Cherie's bio consists of being basically one of the few not inbred to live in the great state of Georgia. (She looks forward to your letters) She's married. Again. She's old enough to have good sense but just doesn't seem to yet. And she likes crappy shows where she can make fun of people more screwed up than her.

5 Comments

  1. 1
    Robinez
    Posted March 16, 2010 at 6:36 pm

    “She instructs her to watch her contractions, don’t use double negatives and for the love of SlimFast do not say ain’t. I ain’t liking this bitch anymore.”

    Dear Cherie,
    I was starting to worry about you there for a moment.Thank God that you finally saw the light concerning Looney.She has been a condecending bitch the whole season.

    Back to reading a great re-cap..

  2. 2
    hyper-chicken
    Posted March 16, 2010 at 7:48 pm

    I don’t think Looney was condescending all season she certainly had her snarky moments though. I just think that once the Alpha Bitches – Natalie, Flo and to a lesser extent Kate – were gone she felt comfortable enough bullying Lexie. I thought what she did st the end was kinda shitty but it wasn’t enought for me to write her off completely. She was a fucking delight compared to the other hags in the house. Can’t wait for the reunion tonight!

  3. 3
    ashleywithaY
    Posted March 17, 2010 at 2:38 pm

    What I don’t understand is why Lexie didn’t stand up for herself to Annie. If someone talked like that to me they wouldn’t be able to see straight for a week. And Lexie is NOT FAT!! She looks fine the way she is.

    And does anyone know of any websites where you can watch full episodes…I don’t get oxygen channel anymore :( and am dying to see the reunion.

  4. 4
    Classy Drunk classy drunk
    Posted March 17, 2010 at 3:22 pm

    Honestly I never liked Annie, but when she messed with Kate’s food that was the last straw for me. I like to eat too much for some one to mess with my food.

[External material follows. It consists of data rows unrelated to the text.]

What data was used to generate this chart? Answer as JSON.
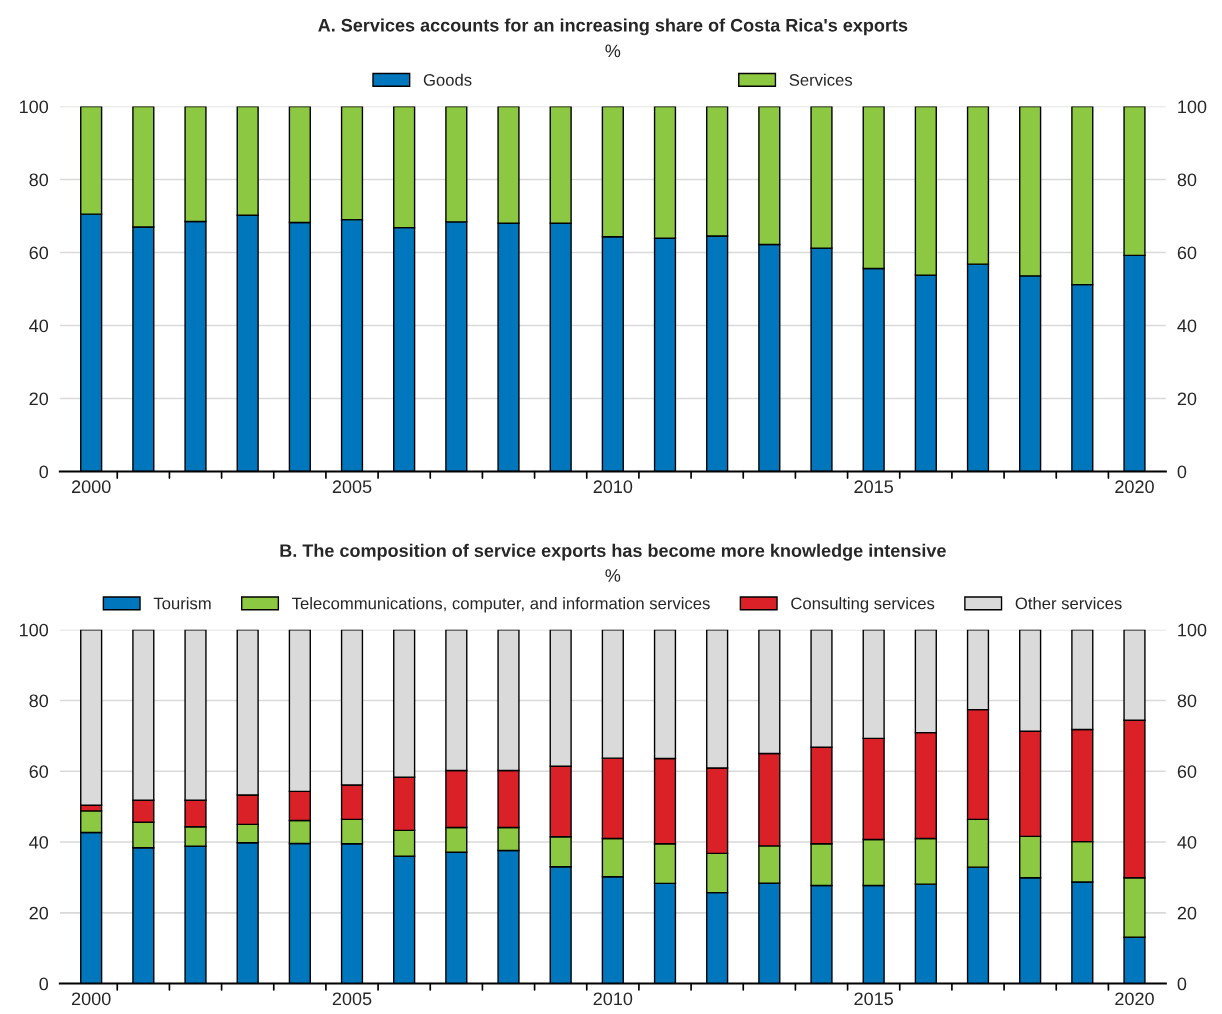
{
  "chart_data": [
    {
      "type": "bar",
      "title": "A. Services accounts for an increasing share of Costa Rica's exports",
      "subtitle": "%",
      "stacked": true,
      "grid": "y",
      "legend": "top",
      "categories": [
        "2000",
        null,
        null,
        null,
        null,
        "2005",
        null,
        null,
        null,
        null,
        "2010",
        null,
        null,
        null,
        null,
        "2015",
        null,
        null,
        null,
        null,
        "2020"
      ],
      "series": [
        {
          "name": "Goods",
          "color": "#0077bd",
          "values": [
            70.5,
            67,
            68.5,
            70.2,
            68.2,
            69,
            66.8,
            68.4,
            68,
            68,
            64.3,
            63.9,
            64.5,
            62.2,
            61.2,
            55.6,
            53.8,
            56.8,
            53.6,
            51.2,
            59.2
          ]
        },
        {
          "name": "Services",
          "color": "#8cc841",
          "values": [
            29.5,
            33,
            31.5,
            29.8,
            31.8,
            31,
            33.2,
            31.6,
            32,
            32,
            35.7,
            36.1,
            35.5,
            37.8,
            38.8,
            44.4,
            46.2,
            43.2,
            46.4,
            48.8,
            40.8
          ]
        }
      ],
      "ylim": [
        0,
        100
      ],
      "yticks": [
        0,
        20,
        40,
        60,
        80,
        100
      ],
      "y2lim": [
        0,
        100
      ],
      "y2ticks": [
        0,
        20,
        40,
        60,
        80,
        100
      ]
    },
    {
      "type": "bar",
      "title": "B. The composition of service exports has become more knowledge intensive",
      "subtitle": "%",
      "stacked": true,
      "grid": "y",
      "legend": "top",
      "categories": [
        "2000",
        null,
        null,
        null,
        null,
        "2005",
        null,
        null,
        null,
        null,
        "2010",
        null,
        null,
        null,
        null,
        "2015",
        null,
        null,
        null,
        null,
        "2020"
      ],
      "series": [
        {
          "name": "Tourism",
          "color": "#0077bd",
          "values": [
            42.7,
            38.4,
            38.8,
            39.8,
            39.6,
            39.5,
            36,
            37.1,
            37.6,
            33,
            30.2,
            28.3,
            25.7,
            28.4,
            27.7,
            27.7,
            28.1,
            32.9,
            29.9,
            28.7,
            13.1
          ]
        },
        {
          "name": "Telecommunications, computer, and information services",
          "color": "#8cc841",
          "values": [
            6.1,
            7.2,
            5.5,
            5.2,
            6.5,
            6.9,
            7.3,
            7.0,
            6.5,
            8.5,
            10.8,
            11.2,
            11.1,
            10.5,
            11.8,
            13.0,
            12.9,
            13.5,
            11.7,
            11.4,
            16.8
          ]
        },
        {
          "name": "Consulting services",
          "color": "#da2128",
          "values": [
            1.6,
            6.2,
            7.5,
            8.3,
            8.2,
            9.7,
            15.0,
            16.1,
            16.1,
            19.9,
            22.7,
            24.1,
            24.1,
            26.1,
            27.3,
            28.6,
            29.9,
            31.0,
            29.7,
            31.7,
            44.5
          ]
        },
        {
          "name": "Other services",
          "color": "#dadada",
          "values": [
            49.6,
            48.2,
            48.2,
            46.7,
            45.7,
            43.9,
            41.7,
            39.8,
            39.8,
            38.6,
            36.3,
            36.4,
            39.1,
            35.0,
            33.2,
            30.7,
            29.1,
            22.6,
            28.7,
            28.2,
            25.6
          ]
        }
      ],
      "ylim": [
        0,
        100
      ],
      "yticks": [
        0,
        20,
        40,
        60,
        80,
        100
      ],
      "y2lim": [
        0,
        100
      ],
      "y2ticks": [
        0,
        20,
        40,
        60,
        80,
        100
      ]
    }
  ]
}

    This episode was a bit of a dude. All the girls who created the drama were gone so in turn we had no fun the last episode. I guess it’s been so good during the whole season what else could they have done.

    The reunion looks promising.

  5. 5
    jessay
    Posted March 18, 2010 at 8:49 pm

    They really could’ve just skipped this episode completely and gone straight to the reunion. These are the most worthless, boring, annoying girls of the season. Getting rid of Flo, and Natalie just sucked the life out of the show. Did I like them? Not particularly. But they were entertaining. Especially Flo’s breakdown, “THIS HOUSE HAS THE DEVIL IN IT!” Too funny!

    They really just needed someone to pick on. They were never happy with who they had. They always jumped for joy when the enemy left the house, and then moved on to the next target the next day. I saw it coming with Annie. They couldn’t get her kicked off, so they decided to exclude her from the road trip. It never would’ve ended.

    I’m not looking forward to Kendra’s forced facial expressions and cliche one-liners on Love Games. I wish it was just Amber. The other two are people who I’d never care to see on tv again.